Auch für Deutschland ist ein Staatsfonds vorgesehen, der das Kapital der Versicherten zu Kosten von maximal 0,1 Prozent pro Jahr anlegen soll. Als konkreter Kandidat für das Fondsmanagement gilt der KENFO – der staatliche Fonds zur Finanzierung der kerntechnischen Entsorgung. Öffentlich signalisiert hat KENFO-Vorstandsvorsitzende Anja Mikus laut der Frankfurter Allgemeinen Zeitung die Bereitschaft ihres Hauses: "Wir haben jetzt die Plattform dafür und wir haben die Kompetenz dafür", so Mikus.

2025 erzielte der Fonds eine Rendite von 6,2 Prozent, im ersten Halbjahr 2026 legte er trotz Marktturbulenzen um weitere 7,9 Prozent zu. Die politische Entscheidung über das Fondsmandat soll die Bundesregierung voraussichtlich im Herbst 2026 treffen.

Zinseszinseffekt und Renditechancen: Was die Kapitalrente für Versicherte leisten kann

Auf die historische Stärke der Aktienmärkte verweisen Befürworter des Modells. Laut dem Deutschen Aktieninstitut erzielte ein 20-jähriger DAX-Sparplan im Schnitt rund acht Prozent Rendite pro Jahr – und das trotz Dotcom-Blase, globaler Finanzkrise und Euro-Schuldenkrise.

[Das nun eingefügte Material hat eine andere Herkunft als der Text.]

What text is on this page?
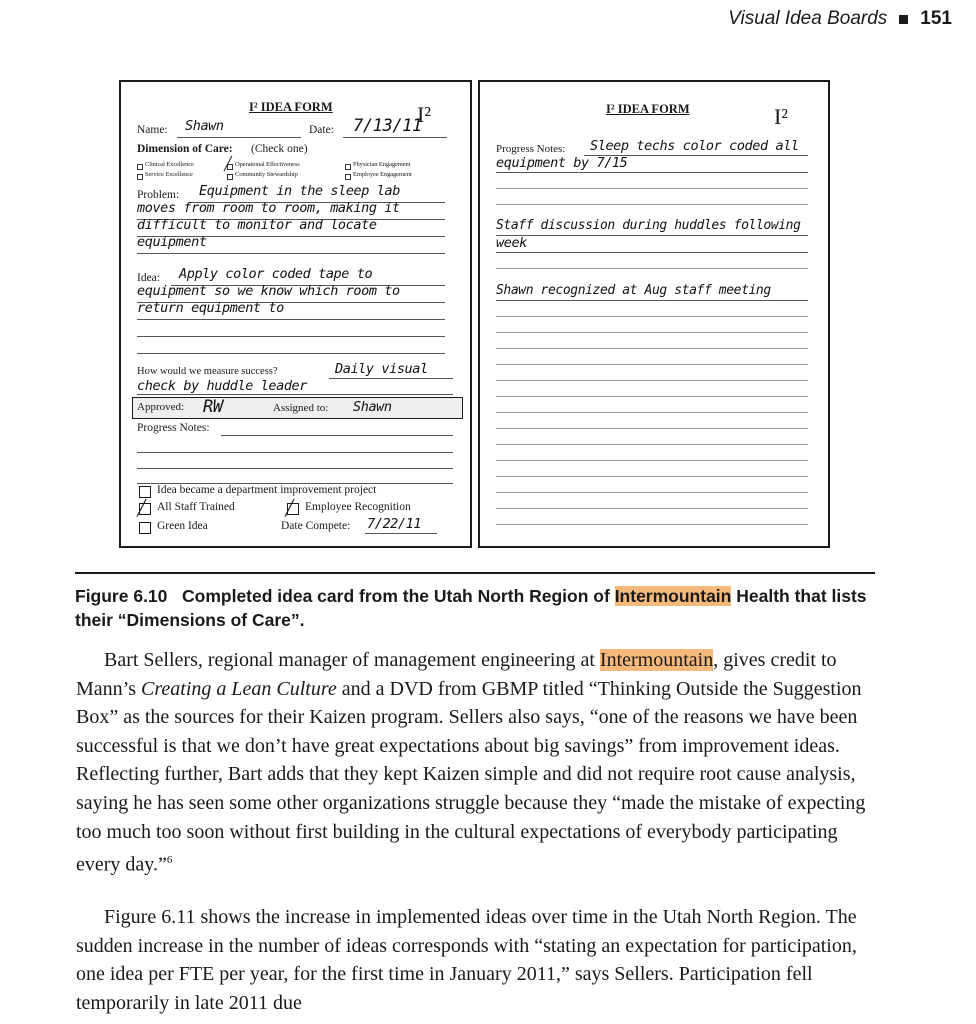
Visual Idea Boards 151
I² IDEA FORM	I²
Name: Shawn	Date: 7/13/11
Dimension of Care: (Check one)
Clinical Excellence ╱ Operational Effectiveness	Physician Engagement
Service Excellence	Community Stewardship	Employee Engagement
Problem: Equipment in the sleep lab
moves from room to room, making it
difficult to monitor and locate
equipment
Idea: Apply color coded tape to
equipment so we know which room to
return equipment to
How would we measure success?	Daily visual
check by huddle leader
Approved: RW	Assigned to: Shawn
Progress Notes:
Idea became a department improvement project
╱ All Staff Trained	╱ Employee Recognition
Green Idea	Date Compete: 7/22/11
I² IDEA FORM	I²
Progress Notes: Sleep techs color coded all
equipment by 7/15
Staff discussion during huddles following
week
Shawn recognized at Aug staff meeting
Figure 6.10 Completed idea card from the Utah North Region of Intermountain Health that lists their “Dimensions of Care”.

Bart Sellers, regional manager of management engineering at Intermountain, gives credit to Mann’s Creating a Lean Culture and a DVD from GBMP titled “Thinking Outside the Suggestion Box” as the sources for their Kaizen program. Sellers also says, “one of the reasons we have been successful is that we don’t have great expectations about big savings” from improvement ideas. Reflecting further, Bart adds that they kept Kaizen simple and did not require root cause analysis, saying he has seen some other organizations struggle because they “made the mistake of expecting too much too soon without first building in the cultural expectations of everybody participating every day.”$^6$

Figure 6.11 shows the increase in implemented ideas over time in the Utah North Region. The sudden increase in the number of ideas corresponds with “stating an expectation for participation, one idea per FTE per year, for the first time in January 2011,” says Sellers. Participation fell temporarily in late 2011 due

Stephan Leithner, Vorstandsvorsitzender der Deutschen Börse AG, bewertet das Vorhaben positiv: "Den Kapitalmarkt nach schwedischem Modell in die gesetzliche Rentenversicherung einzubeziehen, ist der große Wurf, der nötig war", so Leithner. Hinzu kommt ein volkswirtschaftlicher Nebeneffekt: Bundeskanzler Merz erwartet, dass durch die Kapitalrente jährlich mindestens 30 Milliarden Euro zusätzlich in die Wirtschaft fließen – und damit auch Börsengänge und Unternehmensinvestitionen in Deutschland attraktiver werden.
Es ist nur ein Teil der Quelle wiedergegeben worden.